I bought some lovely dark brown Shetland fleece, spinning wheel oil, and after the class, powdered indigo and the chemicals I will need to do my own dyeing.

But on to the show… the first part of the process involves mixing the powdered indigo plant into a paste.  Here’s instructor Gina Levesque, really getting into it.  And yes, you can tell from her gloves and apron that she’s done this a time or two before!  Gina is a very interesting person, and I would have enjoyed more time to visit with her.  Maybe one of these days, we’ll cross paths again.  In the meantime, there’s always her Etsy store!

Indigo is not water soluble, but requires a chemical reaction, or  reduction, necessary to produce an indigo dye vat.  One effective method from pre-industrial times used stale urine.  Instead of historical accuracy, we opted for chemicals.

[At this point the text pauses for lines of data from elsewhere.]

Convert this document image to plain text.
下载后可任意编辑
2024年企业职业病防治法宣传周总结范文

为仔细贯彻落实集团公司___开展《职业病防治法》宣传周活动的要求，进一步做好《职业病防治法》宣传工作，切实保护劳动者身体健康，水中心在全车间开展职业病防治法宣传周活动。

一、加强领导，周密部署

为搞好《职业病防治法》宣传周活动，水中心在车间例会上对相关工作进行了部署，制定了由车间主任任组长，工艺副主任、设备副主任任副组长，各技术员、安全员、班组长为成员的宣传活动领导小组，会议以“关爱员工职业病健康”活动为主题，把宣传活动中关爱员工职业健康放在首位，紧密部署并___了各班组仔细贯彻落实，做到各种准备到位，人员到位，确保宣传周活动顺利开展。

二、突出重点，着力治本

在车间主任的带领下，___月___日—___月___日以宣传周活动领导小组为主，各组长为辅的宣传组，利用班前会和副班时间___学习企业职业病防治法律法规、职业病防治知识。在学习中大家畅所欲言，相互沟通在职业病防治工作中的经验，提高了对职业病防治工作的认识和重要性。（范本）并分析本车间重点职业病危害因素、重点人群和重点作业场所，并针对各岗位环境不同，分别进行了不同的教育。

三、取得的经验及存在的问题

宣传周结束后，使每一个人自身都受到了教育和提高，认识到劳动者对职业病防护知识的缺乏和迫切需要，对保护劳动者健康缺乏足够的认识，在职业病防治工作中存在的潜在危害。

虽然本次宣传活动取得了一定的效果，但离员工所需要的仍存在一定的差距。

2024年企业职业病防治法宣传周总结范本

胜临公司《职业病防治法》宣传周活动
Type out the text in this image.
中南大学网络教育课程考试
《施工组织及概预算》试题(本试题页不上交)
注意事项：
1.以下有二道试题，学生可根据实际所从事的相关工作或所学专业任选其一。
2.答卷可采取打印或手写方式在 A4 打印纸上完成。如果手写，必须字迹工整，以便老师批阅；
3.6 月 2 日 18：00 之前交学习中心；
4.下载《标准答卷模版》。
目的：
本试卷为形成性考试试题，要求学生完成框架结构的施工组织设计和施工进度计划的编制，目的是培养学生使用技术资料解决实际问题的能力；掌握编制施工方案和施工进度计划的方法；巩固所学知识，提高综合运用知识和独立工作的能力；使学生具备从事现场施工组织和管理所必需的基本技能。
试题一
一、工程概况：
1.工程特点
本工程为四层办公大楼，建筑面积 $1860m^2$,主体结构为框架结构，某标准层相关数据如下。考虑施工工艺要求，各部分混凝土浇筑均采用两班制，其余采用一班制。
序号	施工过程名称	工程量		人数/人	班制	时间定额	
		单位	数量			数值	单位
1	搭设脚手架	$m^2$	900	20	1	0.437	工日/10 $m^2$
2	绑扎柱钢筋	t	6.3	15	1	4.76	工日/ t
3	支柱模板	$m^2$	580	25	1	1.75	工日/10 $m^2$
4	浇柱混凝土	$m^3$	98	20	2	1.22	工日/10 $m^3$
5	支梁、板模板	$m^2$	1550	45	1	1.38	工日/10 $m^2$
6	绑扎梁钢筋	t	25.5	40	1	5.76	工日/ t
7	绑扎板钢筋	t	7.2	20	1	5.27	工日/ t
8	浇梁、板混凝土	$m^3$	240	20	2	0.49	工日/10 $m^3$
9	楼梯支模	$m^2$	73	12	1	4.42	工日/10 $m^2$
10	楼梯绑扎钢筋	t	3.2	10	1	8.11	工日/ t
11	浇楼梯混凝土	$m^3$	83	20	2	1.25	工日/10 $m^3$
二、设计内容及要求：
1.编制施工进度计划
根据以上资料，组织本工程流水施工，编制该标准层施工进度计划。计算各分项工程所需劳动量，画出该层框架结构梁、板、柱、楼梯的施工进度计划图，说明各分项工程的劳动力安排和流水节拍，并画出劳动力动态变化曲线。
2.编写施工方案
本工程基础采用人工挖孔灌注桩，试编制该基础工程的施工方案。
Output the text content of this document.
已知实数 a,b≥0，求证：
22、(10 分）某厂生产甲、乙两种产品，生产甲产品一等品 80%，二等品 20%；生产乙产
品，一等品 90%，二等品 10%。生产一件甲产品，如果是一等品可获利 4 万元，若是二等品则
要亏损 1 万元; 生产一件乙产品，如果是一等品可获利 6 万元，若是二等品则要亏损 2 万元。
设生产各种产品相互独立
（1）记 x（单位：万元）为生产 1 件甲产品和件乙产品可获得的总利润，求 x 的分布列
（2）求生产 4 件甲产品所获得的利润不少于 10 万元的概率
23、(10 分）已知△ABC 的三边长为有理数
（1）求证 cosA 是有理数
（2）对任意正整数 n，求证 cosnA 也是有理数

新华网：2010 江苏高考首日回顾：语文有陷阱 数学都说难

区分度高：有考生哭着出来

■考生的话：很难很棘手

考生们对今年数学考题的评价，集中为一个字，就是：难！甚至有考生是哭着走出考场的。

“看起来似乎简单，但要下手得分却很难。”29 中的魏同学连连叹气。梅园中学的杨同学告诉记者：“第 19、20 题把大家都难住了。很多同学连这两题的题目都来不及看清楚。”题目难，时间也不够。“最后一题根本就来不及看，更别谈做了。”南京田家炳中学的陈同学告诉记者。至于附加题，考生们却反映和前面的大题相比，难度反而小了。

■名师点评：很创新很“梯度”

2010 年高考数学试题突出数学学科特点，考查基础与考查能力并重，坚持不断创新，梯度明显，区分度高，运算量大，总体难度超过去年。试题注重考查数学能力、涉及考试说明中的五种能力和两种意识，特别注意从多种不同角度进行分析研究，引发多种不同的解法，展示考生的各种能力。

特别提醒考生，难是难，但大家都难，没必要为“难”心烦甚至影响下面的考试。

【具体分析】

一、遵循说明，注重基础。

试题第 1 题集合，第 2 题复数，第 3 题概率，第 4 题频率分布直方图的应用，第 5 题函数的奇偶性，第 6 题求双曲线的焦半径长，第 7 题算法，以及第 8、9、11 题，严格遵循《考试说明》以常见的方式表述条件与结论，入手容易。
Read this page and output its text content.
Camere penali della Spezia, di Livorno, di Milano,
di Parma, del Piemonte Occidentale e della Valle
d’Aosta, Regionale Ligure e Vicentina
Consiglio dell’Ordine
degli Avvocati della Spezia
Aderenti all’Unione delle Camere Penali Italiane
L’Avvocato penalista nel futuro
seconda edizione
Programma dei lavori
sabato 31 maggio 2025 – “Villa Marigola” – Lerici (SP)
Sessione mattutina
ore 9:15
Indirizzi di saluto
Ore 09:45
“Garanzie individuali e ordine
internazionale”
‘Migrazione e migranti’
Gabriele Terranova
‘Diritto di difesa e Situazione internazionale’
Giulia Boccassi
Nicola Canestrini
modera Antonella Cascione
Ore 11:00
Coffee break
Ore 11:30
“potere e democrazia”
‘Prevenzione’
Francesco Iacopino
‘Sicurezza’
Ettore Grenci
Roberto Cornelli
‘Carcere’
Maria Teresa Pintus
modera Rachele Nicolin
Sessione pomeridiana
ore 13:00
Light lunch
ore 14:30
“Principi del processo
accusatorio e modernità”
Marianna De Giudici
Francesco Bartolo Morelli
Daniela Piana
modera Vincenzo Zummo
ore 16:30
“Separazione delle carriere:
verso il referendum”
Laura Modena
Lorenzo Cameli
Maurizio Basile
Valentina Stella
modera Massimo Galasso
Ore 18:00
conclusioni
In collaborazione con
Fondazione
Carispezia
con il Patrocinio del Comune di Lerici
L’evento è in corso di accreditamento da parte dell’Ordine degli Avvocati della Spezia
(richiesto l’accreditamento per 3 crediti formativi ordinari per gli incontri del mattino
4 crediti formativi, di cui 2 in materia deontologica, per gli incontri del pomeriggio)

As the reduction takes place, the liquid separates into layers:

At this point, the indigo mixture is ready to go into the pot.  The dyer must pay attention to the amount of oxygen in the pot, indicated by the color of the dye bath.  With indigo, instead of leaving the fiber in the pot longer to achieve deeper shades of color as with most dyes, the yarn or fabric must be dipped and lifted out repeatedly, building up the blue each time it hits the air and oxidizes.

The sample skein, after its first dip.

Here’s what my fabric swatches looked like before dyeing (they have already been thoroughly wetted):

L – R: Silk (barely seen), cotton, wool, linen

And after their first dip:

These are such lovely sky blues that it was almost tempting to stop there!  But we forged ahead, for five more dips:

Counterclockwise from upper right: silk, cotton, wool, linen

Sigh.  Aren’t they beautiful?  Now I’ll just need to decide what I’m going to dye for myself!

In the meantime, I can mull over the fascinating history of this dye, from ancient times until now.  That’s one of many things that draw me to fiber work – what I have in my own hands connects me to a world of people who came before me, and their stories.